Update on the CoA-Z clinical trial

from | December 17, 2023

Over the past few months, the OHSU CoA-Z study team has shared initial study results with all participants in the CoA-Z study and their families, as well as with the broader NBIA community of families, friends, clinical providers, and supporters. The following is a translation of a message from Penny Hogarth and the OHSU CoA-Z study team from NBIAcure's November newsletter: https://nbiacure.org/wp-content/uploads/2023/11/NBIAcure-Newsletter-November-2023.pdf

We had already recognized (from previous studies in PKAN mice and human samples) that 4′-phosphopanthezine ("CoA-Z") circumvents the genetic "roadblock" in vitamin B5 metabolism in PKAN. This suggests that CoA-Z will alter the progression of the disease over time. However, measuring a true change in disease progression in PKAN (or another neurological disorder) typically takes many years, so the general goals of the clinical trial were limited to finding out whether CoA-Z causes health problems or side effects, and whether it alters a certain blood level that we consider to be a good biomarker of the disease. It's important to remember that the clinical trial wasn't designed to measure a change in PKAN symptoms, at least not in a way that we were able to measure in the study.

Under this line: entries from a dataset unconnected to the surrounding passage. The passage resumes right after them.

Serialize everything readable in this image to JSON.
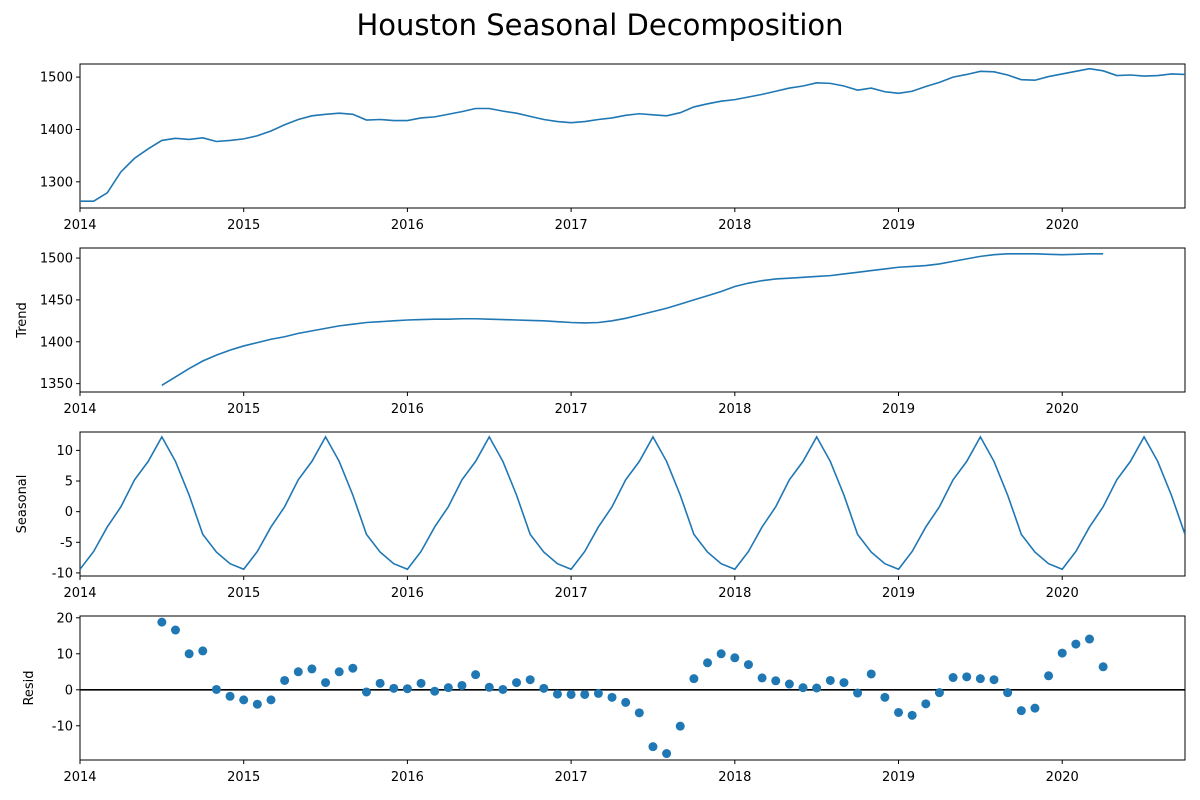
{
  "chart_data": {
    "type": "line",
    "title": "Houston Seasonal Decomposition",
    "x_ticks": [
      "2014",
      "2015",
      "2016",
      "2017",
      "2018",
      "2019",
      "2020"
    ],
    "x_range": [
      "2014-01",
      "2020-10"
    ],
    "series_color": "#1f77b4",
    "panels": [
      {
        "name": "observed",
        "ylabel": "",
        "kind": "line",
        "ylim": [
          1250,
          1525
        ],
        "yticks": [
          1300,
          1400,
          1500
        ],
        "x": [
          "2014-01",
          "2014-02",
          "2014-03",
          "2014-04",
          "2014-05",
          "2014-06",
          "2014-07",
          "2014-08",
          "2014-09",
          "2014-10",
          "2014-11",
          "2014-12",
          "2015-01",
          "2015-02",
          "2015-03",
          "2015-04",
          "2015-05",
          "2015-06",
          "2015-07",
          "2015-08",
          "2015-09",
          "2015-10",
          "2015-11",
          "2015-12",
          "2016-01",
          "2016-02",
          "2016-03",
          "2016-04",
          "2016-05",
          "2016-06",
          "2016-07",
          "2016-08",
          "2016-09",
          "2016-10",
          "2016-11",
          "2016-12",
          "2017-01",
          "2017-02",
          "2017-03",
          "2017-04",
          "2017-05",
          "2017-06",
          "2017-07",
          "2017-08",
          "2017-09",
          "2017-10",
          "2017-11",
          "2017-12",
          "2018-01",
          "2018-02",
          "2018-03",
          "2018-04",
          "2018-05",
          "2018-06",
          "2018-07",
          "2018-08",
          "2018-09",
          "2018-10",
          "2018-11",
          "2018-12",
          "2019-01",
          "2019-02",
          "2019-03",
          "2019-04",
          "2019-05",
          "2019-06",
          "2019-07",
          "2019-08",
          "2019-09",
          "2019-10",
          "2019-11",
          "2019-12",
          "2020-01",
          "2020-02",
          "2020-03",
          "2020-04",
          "2020-05",
          "2020-06",
          "2020-07",
          "2020-08",
          "2020-09",
          "2020-10"
        ],
        "values": [
          1263,
          1263,
          1279,
          1319,
          1345,
          1363,
          1379,
          1383,
          1381,
          1384,
          1377,
          1379,
          1382,
          1388,
          1397,
          1409,
          1419,
          1426,
          1429,
          1431,
          1429,
          1418,
          1419,
          1417,
          1417,
          1422,
          1424,
          1429,
          1434,
          1440,
          1440,
          1435,
          1431,
          1425,
          1419,
          1415,
          1413,
          1415,
          1419,
          1422,
          1427,
          1430,
          1428,
          1426,
          1432,
          1443,
          1449,
          1454,
          1457,
          1462,
          1467,
          1473,
          1479,
          1483,
          1489,
          1488,
          1483,
          1475,
          1479,
          1472,
          1469,
          1473,
          1482,
          1490,
          1500,
          1505,
          1511,
          1510,
          1504,
          1495,
          1494,
          1501,
          1506,
          1511,
          1516,
          1512,
          1503,
          1504,
          1502,
          1503,
          1506,
          1505
        ]
      },
      {
        "name": "trend",
        "ylabel": "Trend",
        "kind": "line",
        "ylim": [
          1340,
          1512
        ],
        "yticks": [
          1350,
          1400,
          1450,
          1500
        ],
        "x": [
          "2014-07",
          "2014-08",
          "2014-09",
          "2014-10",
          "2014-11",
          "2014-12",
          "2015-01",
          "2015-02",
          "2015-03",
          "2015-04",
          "2015-05",
          "2015-06",
          "2015-07",
          "2015-08",
          "2015-09",
          "2015-10",
          "2015-11",
          "2015-12",
          "2016-01",
          "2016-02",
          "2016-03",
          "2016-04",
          "2016-05",
          "2016-06",
          "2016-07",
          "2016-08",
          "2016-09",
          "2016-10",
          "2016-11",
          "2016-12",
          "2017-01",
          "2017-02",
          "2017-03",
          "2017-04",
          "2017-05",
          "2017-06",
          "2017-07",
          "2017-08",
          "2017-09",
          "2017-10",
          "2017-11",
          "2017-12",
          "2018-01",
          "2018-02",
          "2018-03",
          "2018-04",
          "2018-05",
          "2018-06",
          "2018-07",
          "2018-08",
          "2018-09",
          "2018-10",
          "2018-11",
          "2018-12",
          "2019-01",
          "2019-02",
          "2019-03",
          "2019-04",
          "2019-05",
          "2019-06",
          "2019-07",
          "2019-08",
          "2019-09",
          "2019-10",
          "2019-11",
          "2019-12",
          "2020-01",
          "2020-02",
          "2020-03",
          "2020-04"
        ],
        "values": [
          1348,
          1358,
          1368,
          1377,
          1384,
          1390,
          1395,
          1399,
          1403,
          1406,
          1410,
          1413,
          1416,
          1419,
          1421,
          1423,
          1424,
          1425,
          1426,
          1426.5,
          1427,
          1427,
          1427.5,
          1427.5,
          1427,
          1426.5,
          1426,
          1425.5,
          1425,
          1424,
          1423,
          1422.5,
          1423,
          1425,
          1428,
          1432,
          1436,
          1440,
          1445,
          1450,
          1455,
          1460,
          1466,
          1470,
          1473,
          1475,
          1476,
          1477,
          1478,
          1479,
          1481,
          1483,
          1485,
          1487,
          1489,
          1490,
          1491,
          1493,
          1496,
          1499,
          1502,
          1504,
          1505,
          1505,
          1505,
          1504.5,
          1504,
          1504.5,
          1505,
          1505
        ]
      },
      {
        "name": "seasonal",
        "ylabel": "Seasonal",
        "kind": "line",
        "ylim": [
          -10.5,
          13
        ],
        "yticks": [
          -10,
          -5,
          0,
          5,
          10
        ],
        "monthly_pattern": [
          -9.4,
          -6.5,
          -2.5,
          0.8,
          5.2,
          8.2,
          12.2,
          8.2,
          2.7,
          -3.7,
          -6.6,
          -8.5
        ],
        "x_start": "2014-01",
        "x_end": "2020-10"
      },
      {
        "name": "resid",
        "ylabel": "Resid",
        "kind": "scatter",
        "ylim": [
          -19.5,
          20.5
        ],
        "yticks": [
          -10,
          0,
          10,
          20
        ],
        "baseline": 0,
        "x": [
          "2014-07",
          "2014-08",
          "2014-09",
          "2014-10",
          "2014-11",
          "2014-12",
          "2015-01",
          "2015-02",
          "2015-03",
          "2015-04",
          "2015-05",
          "2015-06",
          "2015-07",
          "2015-08",
          "2015-09",
          "2015-10",
          "2015-11",
          "2015-12",
          "2016-01",
          "2016-02",
          "2016-03",
          "2016-04",
          "2016-05",
          "2016-06",
          "2016-07",
          "2016-08",
          "2016-09",
          "2016-10",
          "2016-11",
          "2016-12",
          "2017-01",
          "2017-02",
          "2017-03",
          "2017-04",
          "2017-05",
          "2017-06",
          "2017-07",
          "2017-08",
          "2017-09",
          "2017-10",
          "2017-11",
          "2017-12",
          "2018-01",
          "2018-02",
          "2018-03",
          "2018-04",
          "2018-05",
          "2018-06",
          "2018-07",
          "2018-08",
          "2018-09",
          "2018-10",
          "2018-11",
          "2018-12",
          "2019-01",
          "2019-02",
          "2019-03",
          "2019-04",
          "2019-05",
          "2019-06",
          "2019-07",
          "2019-08",
          "2019-09",
          "2019-10",
          "2019-11",
          "2019-12",
          "2020-01",
          "2020-02",
          "2020-03",
          "2020-04"
        ],
        "values": [
          18.8,
          16.6,
          10.0,
          10.8,
          0.1,
          -1.8,
          -2.8,
          -4.0,
          -2.8,
          2.6,
          5.0,
          5.8,
          2.0,
          5.0,
          6.0,
          -0.6,
          1.8,
          0.4,
          0.3,
          1.8,
          -0.4,
          0.6,
          1.2,
          4.2,
          0.7,
          0.1,
          2.0,
          2.8,
          0.4,
          -1.2,
          -1.3,
          -1.3,
          -1.0,
          -2.1,
          -3.5,
          -6.4,
          -15.8,
          -17.7,
          -10.1,
          3.1,
          7.5,
          10.0,
          8.9,
          7.0,
          3.3,
          2.5,
          1.6,
          0.6,
          0.5,
          2.6,
          2.0,
          -0.9,
          4.4,
          -2.1,
          -6.3,
          -7.1,
          -3.9,
          -0.8,
          3.4,
          3.6,
          3.1,
          2.8,
          -0.8,
          -5.8,
          -5.1,
          3.9,
          10.2,
          12.7,
          14.1,
          6.4
        ]
      }
    ]
  }
}
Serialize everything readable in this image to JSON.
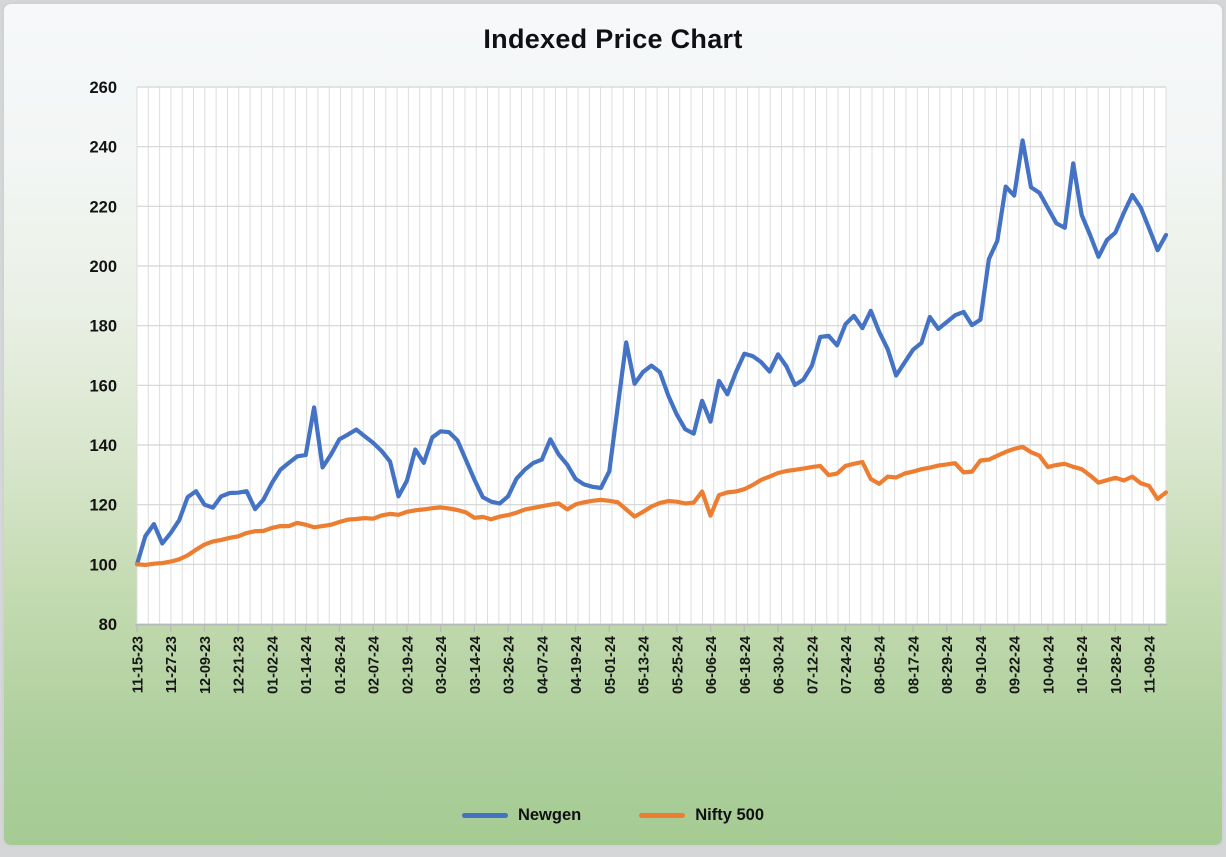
{
  "page": {
    "outer_background": "#d5d6d7"
  },
  "chart": {
    "title": "Indexed Price Chart",
    "legend": [
      {
        "name": "Newgen",
        "color": "#4472C4"
      },
      {
        "name": "Nifty 500",
        "color": "#ED7D31"
      }
    ]
  },
  "chart_data": {
    "type": "line",
    "title": "Indexed Price Chart",
    "grid": true,
    "legend_position": "bottom",
    "ylim": [
      80,
      260
    ],
    "y_ticks": [
      260,
      240,
      220,
      200,
      180,
      160,
      140,
      120,
      100,
      80
    ],
    "x_tick_labels": [
      "11-15-23",
      "11-27-23",
      "12-09-23",
      "12-21-23",
      "01-02-24",
      "01-14-24",
      "01-26-24",
      "02-07-24",
      "02-19-24",
      "03-02-24",
      "03-14-24",
      "03-26-24",
      "04-07-24",
      "04-19-24",
      "05-01-24",
      "05-13-24",
      "05-25-24",
      "06-06-24",
      "06-18-24",
      "06-30-24",
      "07-12-24",
      "07-24-24",
      "08-05-24",
      "08-17-24",
      "08-29-24",
      "09-10-24",
      "09-22-24",
      "10-04-24",
      "10-16-24",
      "10-28-24",
      "11-09-24"
    ],
    "x_ticks_every_n_points": 4,
    "x": [
      "11-15-23",
      "11-18-23",
      "11-21-23",
      "11-24-23",
      "11-27-23",
      "11-30-23",
      "12-03-23",
      "12-06-23",
      "12-09-23",
      "12-12-23",
      "12-15-23",
      "12-18-23",
      "12-21-23",
      "12-24-23",
      "12-27-23",
      "12-30-23",
      "01-02-24",
      "01-05-24",
      "01-08-24",
      "01-11-24",
      "01-14-24",
      "01-17-24",
      "01-20-24",
      "01-23-24",
      "01-26-24",
      "01-29-24",
      "02-01-24",
      "02-04-24",
      "02-07-24",
      "02-10-24",
      "02-13-24",
      "02-16-24",
      "02-19-24",
      "02-22-24",
      "02-25-24",
      "02-28-24",
      "03-02-24",
      "03-05-24",
      "03-08-24",
      "03-11-24",
      "03-14-24",
      "03-17-24",
      "03-20-24",
      "03-23-24",
      "03-26-24",
      "03-29-24",
      "04-01-24",
      "04-04-24",
      "04-07-24",
      "04-10-24",
      "04-13-24",
      "04-16-24",
      "04-19-24",
      "04-22-24",
      "04-25-24",
      "04-28-24",
      "05-01-24",
      "05-04-24",
      "05-07-24",
      "05-10-24",
      "05-13-24",
      "05-16-24",
      "05-19-24",
      "05-22-24",
      "05-25-24",
      "05-28-24",
      "05-31-24",
      "06-03-24",
      "06-06-24",
      "06-09-24",
      "06-12-24",
      "06-15-24",
      "06-18-24",
      "06-21-24",
      "06-24-24",
      "06-27-24",
      "06-30-24",
      "07-03-24",
      "07-06-24",
      "07-09-24",
      "07-12-24",
      "07-15-24",
      "07-18-24",
      "07-21-24",
      "07-24-24",
      "07-27-24",
      "07-30-24",
      "08-02-24",
      "08-05-24",
      "08-08-24",
      "08-11-24",
      "08-14-24",
      "08-17-24",
      "08-20-24",
      "08-23-24",
      "08-26-24",
      "08-29-24",
      "09-01-24",
      "09-04-24",
      "09-07-24",
      "09-10-24",
      "09-13-24",
      "09-16-24",
      "09-19-24",
      "09-22-24",
      "09-25-24",
      "09-28-24",
      "10-01-24",
      "10-04-24",
      "10-07-24",
      "10-10-24",
      "10-13-24",
      "10-16-24",
      "10-19-24",
      "10-22-24",
      "10-25-24",
      "10-28-24",
      "10-31-24",
      "11-03-24",
      "11-06-24",
      "11-09-24",
      "11-12-24",
      "11-15-24"
    ],
    "series": [
      {
        "name": "Newgen",
        "data_name": "newgen-line",
        "color": "#4472C4",
        "values": [
          100,
          109.5,
          113.5,
          107,
          110.5,
          114.8,
          122.5,
          124.5,
          120,
          119,
          122.8,
          123.9,
          124,
          124.5,
          118.5,
          121.7,
          127.3,
          131.7,
          134,
          136.2,
          136.6,
          152.6,
          132.5,
          136.8,
          141.9,
          143.5,
          145.2,
          142.9,
          140.7,
          138,
          134.5,
          122.8,
          128,
          138.5,
          134,
          142.5,
          144.6,
          144.3,
          141.5,
          135,
          128.4,
          122.5,
          121,
          120.4,
          122.8,
          128.7,
          131.8,
          134,
          135.1,
          141.9,
          136.8,
          133.4,
          128.6,
          126.8,
          126,
          125.6,
          131.2,
          153,
          174.4,
          160.5,
          164.5,
          166.6,
          164.4,
          156.5,
          150.2,
          145.3,
          143.8,
          154.8,
          147.8,
          161.5,
          157,
          164.3,
          170.6,
          169.8,
          167.8,
          164.6,
          170.4,
          166.3,
          160.1,
          161.9,
          166.5,
          176.2,
          176.6,
          173.4,
          180.5,
          183.3,
          179.2,
          185,
          177.9,
          172.1,
          163.3,
          167.6,
          171.9,
          174.2,
          182.9,
          178.9,
          181.2,
          183.5,
          184.6,
          180.2,
          182,
          202.3,
          208.4,
          226.6,
          223.6,
          242.1,
          226.4,
          224.5,
          219.4,
          214.3,
          212.8,
          234.4,
          217.1,
          210.4,
          203.1,
          208.7,
          211.2,
          217.8,
          223.8,
          219.6,
          212.6,
          205.3,
          210.4
        ]
      },
      {
        "name": "Nifty 500",
        "data_name": "nifty500-line",
        "color": "#ED7D31",
        "values": [
          100,
          99.8,
          100.2,
          100.4,
          100.9,
          101.7,
          103,
          104.9,
          106.6,
          107.7,
          108.2,
          108.9,
          109.4,
          110.5,
          111.1,
          111.2,
          112.2,
          112.8,
          112.8,
          113.9,
          113.3,
          112.4,
          112.8,
          113.3,
          114.2,
          115,
          115.2,
          115.5,
          115.3,
          116.4,
          116.9,
          116.6,
          117.6,
          118.1,
          118.4,
          118.8,
          119.1,
          118.7,
          118.2,
          117.4,
          115.6,
          115.9,
          115.1,
          116,
          116.5,
          117.3,
          118.4,
          118.9,
          119.5,
          120,
          120.4,
          118.4,
          120.1,
          120.8,
          121.3,
          121.6,
          121.3,
          120.8,
          118.4,
          116,
          117.6,
          119.4,
          120.6,
          121.2,
          121,
          120.4,
          120.7,
          124.4,
          116.3,
          123.2,
          124.1,
          124.4,
          125.2,
          126.6,
          128.3,
          129.4,
          130.6,
          131.3,
          131.7,
          132.1,
          132.6,
          133,
          129.9,
          130.4,
          133,
          133.7,
          134.3,
          128.6,
          127,
          129.4,
          129.1,
          130.4,
          131.1,
          131.9,
          132.4,
          133.1,
          133.5,
          133.9,
          130.8,
          131.1,
          134.8,
          135.1,
          136.4,
          137.7,
          138.7,
          139.4,
          137.6,
          136.4,
          132.6,
          133.3,
          133.7,
          132.7,
          131.9,
          129.8,
          127.4,
          128.2,
          129,
          128.1,
          129.4,
          127.2,
          126.3,
          121.9,
          124.1
        ]
      }
    ]
  }
}
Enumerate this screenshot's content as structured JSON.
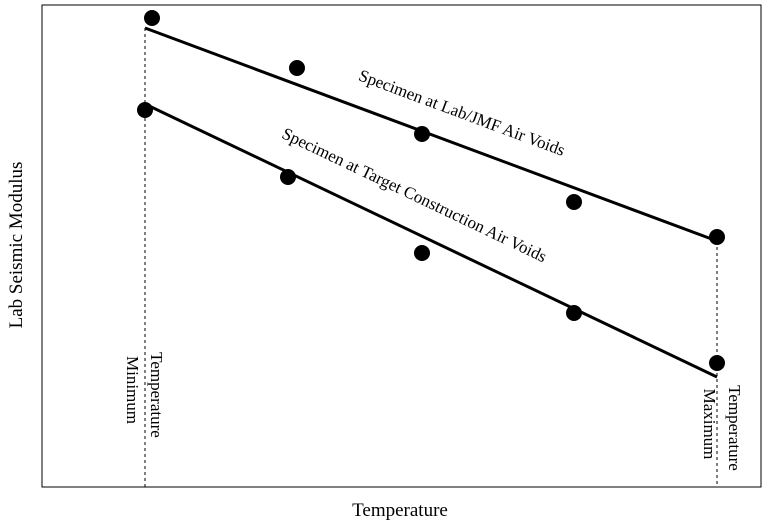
{
  "axes": {
    "y_label": "Lab Seismic Modulus",
    "x_label": "Temperature"
  },
  "lines": [
    {
      "label": "Specimen at Lab/JMF Air Voids"
    },
    {
      "label": "Specimen at Target Construction Air Voids"
    }
  ],
  "markers": [
    {
      "lines": [
        "Minimum",
        "Temperature"
      ]
    },
    {
      "lines": [
        "Maximum",
        "Temperature"
      ]
    }
  ]
}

So far, our work has focused on analyzing the data of each participant from the first six months of the study. This was the "double-blind" phase, where participants were randomly assigned to receive either a placebo or one of three different CoA-Z doses, without us knowing which group a participant belonged to. This is the best way for us to determine if the differences we are seeing are due to CoA-Z itself or if it is just a coincidence. Some of the overall results of the project are very encouraging for us:

So far, we have not seen any major health problems or side effects of CoA-Z during the study.
Perhaps most encouragingly, we are seeing a pattern in the biomarker results that strongly suggests that CoA-Z alters an important biological measure of the disease, just as we predicted. And we found that this response was dose-dependent, meaning higher doses tended to lead to a greater change in the biomarker.

In some ways, the biomarker results are the most important, because they confirm that CoA-Z acts on the central vitamin B5 processing problem in PKAN, just as we predicted. These results give us real hope that the compound will slow the progression of PKAN, although we have yet to figure out what dose is best and how early in life treatment should be started.

At the NBIA Family Meeting in May and in our follow-up communications to participants in the CoA-Z study, we mentioned the possibility of conducting one or more short follow-up studies with CoA-Z to complement our clinical trial data. After further data analysis and consideration, we have concluded that our current data is strong enough to be submitted to the FDA without additional clinical trials. If the FDA agrees, this will be the fastest path to the approvals we need to make the drug available to the PKAN community on a larger scale.

So we're leaving aside any plans for follow-up studies for now and instead focusing entirely on compiling our data that we want to submit to the FDA. That's a tall order, because it's not just about the data from the CoA-Z clinical trial, but also about all the background work that goes back to 2015: more than 500 pages! We don't have the resources to make CoA-Z more accessible before FDA approval, and so we think this is the best way to make it widely available to the PKAN community.

We know that everyone feels the urgency to make CoA-Z available. We feel it too. We also know that the community is very interested in our progress, and we will continue to keep you informed. We are pleased to have reached this point and are very grateful to the PKAN community and all of our supporters for their contributions to the CoA-Z study so far.